I've recently returned from a family holiday to Vienna. While we were there, we made the obligatory trip to the Freud Museum, so that I could pay my respects to the good doctor. There isn't much left there, and hasn't been since 1939, when the family fled the Nazi-occupied city; what there is was donated by Freud's daughter Anna when the museum was founded. One of the items she sent back to her old home was her father's travelling trunk, which can be found sitting solidly in the original vestibule, along with its owner's walking stick, and the soft hat he wore on his hikes through the Austrian woods.
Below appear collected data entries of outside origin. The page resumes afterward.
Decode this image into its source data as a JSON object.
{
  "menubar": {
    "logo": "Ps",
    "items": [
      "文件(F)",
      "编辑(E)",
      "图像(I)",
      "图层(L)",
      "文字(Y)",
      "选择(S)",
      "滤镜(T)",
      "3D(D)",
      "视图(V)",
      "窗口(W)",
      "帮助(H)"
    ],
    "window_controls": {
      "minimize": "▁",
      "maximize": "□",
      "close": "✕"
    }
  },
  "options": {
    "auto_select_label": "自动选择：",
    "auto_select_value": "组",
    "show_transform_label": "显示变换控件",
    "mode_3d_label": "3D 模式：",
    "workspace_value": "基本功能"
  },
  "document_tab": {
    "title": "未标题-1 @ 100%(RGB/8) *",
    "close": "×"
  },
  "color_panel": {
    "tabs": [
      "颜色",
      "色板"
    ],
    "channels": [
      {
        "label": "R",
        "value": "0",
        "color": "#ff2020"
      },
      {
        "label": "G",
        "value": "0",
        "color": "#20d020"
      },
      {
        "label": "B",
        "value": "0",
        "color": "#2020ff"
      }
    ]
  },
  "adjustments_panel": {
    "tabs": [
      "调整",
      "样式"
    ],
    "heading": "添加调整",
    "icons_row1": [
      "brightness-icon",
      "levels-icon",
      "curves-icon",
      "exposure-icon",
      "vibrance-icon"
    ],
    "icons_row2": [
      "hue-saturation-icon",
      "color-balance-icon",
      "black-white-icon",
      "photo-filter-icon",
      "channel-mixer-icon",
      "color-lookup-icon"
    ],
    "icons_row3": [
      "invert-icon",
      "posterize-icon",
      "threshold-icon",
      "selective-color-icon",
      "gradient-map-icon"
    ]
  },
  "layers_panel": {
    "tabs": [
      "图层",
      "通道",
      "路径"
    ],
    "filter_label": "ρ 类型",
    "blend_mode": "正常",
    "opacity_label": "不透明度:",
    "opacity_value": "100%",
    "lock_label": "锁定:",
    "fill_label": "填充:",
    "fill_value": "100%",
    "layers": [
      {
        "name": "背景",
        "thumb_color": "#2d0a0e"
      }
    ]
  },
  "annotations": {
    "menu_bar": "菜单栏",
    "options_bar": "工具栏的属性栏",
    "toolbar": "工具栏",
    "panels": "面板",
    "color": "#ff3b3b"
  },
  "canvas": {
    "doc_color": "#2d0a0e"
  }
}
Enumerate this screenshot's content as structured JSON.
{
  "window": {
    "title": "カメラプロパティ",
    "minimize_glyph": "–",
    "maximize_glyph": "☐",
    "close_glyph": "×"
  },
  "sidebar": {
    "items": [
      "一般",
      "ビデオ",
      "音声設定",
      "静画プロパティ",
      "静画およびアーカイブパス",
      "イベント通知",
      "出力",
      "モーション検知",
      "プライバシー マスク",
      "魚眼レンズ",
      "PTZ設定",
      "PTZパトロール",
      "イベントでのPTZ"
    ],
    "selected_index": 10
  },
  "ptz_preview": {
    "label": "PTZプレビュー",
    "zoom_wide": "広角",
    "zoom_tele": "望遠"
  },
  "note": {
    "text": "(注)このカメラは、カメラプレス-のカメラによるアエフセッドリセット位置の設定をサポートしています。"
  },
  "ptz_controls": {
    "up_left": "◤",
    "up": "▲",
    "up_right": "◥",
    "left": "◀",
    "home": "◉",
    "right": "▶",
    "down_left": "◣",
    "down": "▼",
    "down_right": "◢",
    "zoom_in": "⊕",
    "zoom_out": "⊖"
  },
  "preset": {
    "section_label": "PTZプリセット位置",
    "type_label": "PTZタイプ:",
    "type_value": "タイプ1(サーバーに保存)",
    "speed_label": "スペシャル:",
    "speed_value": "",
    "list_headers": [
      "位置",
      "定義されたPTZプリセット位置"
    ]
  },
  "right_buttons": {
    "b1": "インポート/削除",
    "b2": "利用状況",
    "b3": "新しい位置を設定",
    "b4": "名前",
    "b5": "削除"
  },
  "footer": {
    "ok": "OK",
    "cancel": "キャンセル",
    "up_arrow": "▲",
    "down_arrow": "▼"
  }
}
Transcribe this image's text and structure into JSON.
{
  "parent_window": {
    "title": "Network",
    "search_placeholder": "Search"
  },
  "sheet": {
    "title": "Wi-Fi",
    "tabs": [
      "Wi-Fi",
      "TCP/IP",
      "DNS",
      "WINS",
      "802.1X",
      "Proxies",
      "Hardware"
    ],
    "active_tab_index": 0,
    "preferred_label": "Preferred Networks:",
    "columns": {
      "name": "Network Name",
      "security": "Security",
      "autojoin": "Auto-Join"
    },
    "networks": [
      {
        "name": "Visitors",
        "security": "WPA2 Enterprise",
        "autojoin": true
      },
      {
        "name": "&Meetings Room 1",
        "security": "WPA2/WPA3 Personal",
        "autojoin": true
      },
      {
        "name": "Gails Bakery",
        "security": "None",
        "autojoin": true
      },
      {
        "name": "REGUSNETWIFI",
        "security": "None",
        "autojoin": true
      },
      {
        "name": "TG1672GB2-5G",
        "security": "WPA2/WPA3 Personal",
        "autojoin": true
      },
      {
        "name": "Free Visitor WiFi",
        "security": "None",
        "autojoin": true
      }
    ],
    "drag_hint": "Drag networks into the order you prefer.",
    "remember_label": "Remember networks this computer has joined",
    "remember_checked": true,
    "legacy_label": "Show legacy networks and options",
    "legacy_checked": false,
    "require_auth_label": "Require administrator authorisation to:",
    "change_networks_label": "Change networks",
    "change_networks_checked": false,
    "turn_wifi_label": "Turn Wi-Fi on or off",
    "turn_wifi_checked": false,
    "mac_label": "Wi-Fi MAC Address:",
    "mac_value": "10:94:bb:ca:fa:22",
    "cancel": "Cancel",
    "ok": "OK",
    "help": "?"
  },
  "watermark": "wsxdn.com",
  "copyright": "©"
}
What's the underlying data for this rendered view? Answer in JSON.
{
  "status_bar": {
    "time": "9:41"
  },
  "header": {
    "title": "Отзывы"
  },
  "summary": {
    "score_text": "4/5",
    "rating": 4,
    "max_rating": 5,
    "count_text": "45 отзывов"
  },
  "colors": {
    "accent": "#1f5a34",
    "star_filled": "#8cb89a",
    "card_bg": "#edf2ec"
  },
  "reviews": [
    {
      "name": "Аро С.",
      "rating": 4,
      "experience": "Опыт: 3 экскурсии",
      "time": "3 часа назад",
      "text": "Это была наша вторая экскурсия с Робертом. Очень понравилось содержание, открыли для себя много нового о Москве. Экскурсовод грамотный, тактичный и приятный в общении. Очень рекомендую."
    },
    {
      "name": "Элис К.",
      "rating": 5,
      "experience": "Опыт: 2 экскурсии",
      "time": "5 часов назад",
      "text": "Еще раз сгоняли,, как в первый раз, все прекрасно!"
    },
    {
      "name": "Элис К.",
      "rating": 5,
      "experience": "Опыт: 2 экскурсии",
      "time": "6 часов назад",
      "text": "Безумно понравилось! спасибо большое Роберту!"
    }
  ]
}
It's a highly significant piece of luggage, not only because it reminds visitors of the Freud's exile from Vienna and of the persecution that engendered it, but also because, throughout his lifetime, Freud maintained the most intense and ambivalent attitude to travel. It was one of his great passions, but at the same time, it aroused great anxiety in him. In one of his letters, he coins a word, half-german, half-french, to stand for the practical and emotional difficulties that always seemed to attend him on journeys: 'reisemalheurs' - literally, 'travel woes'.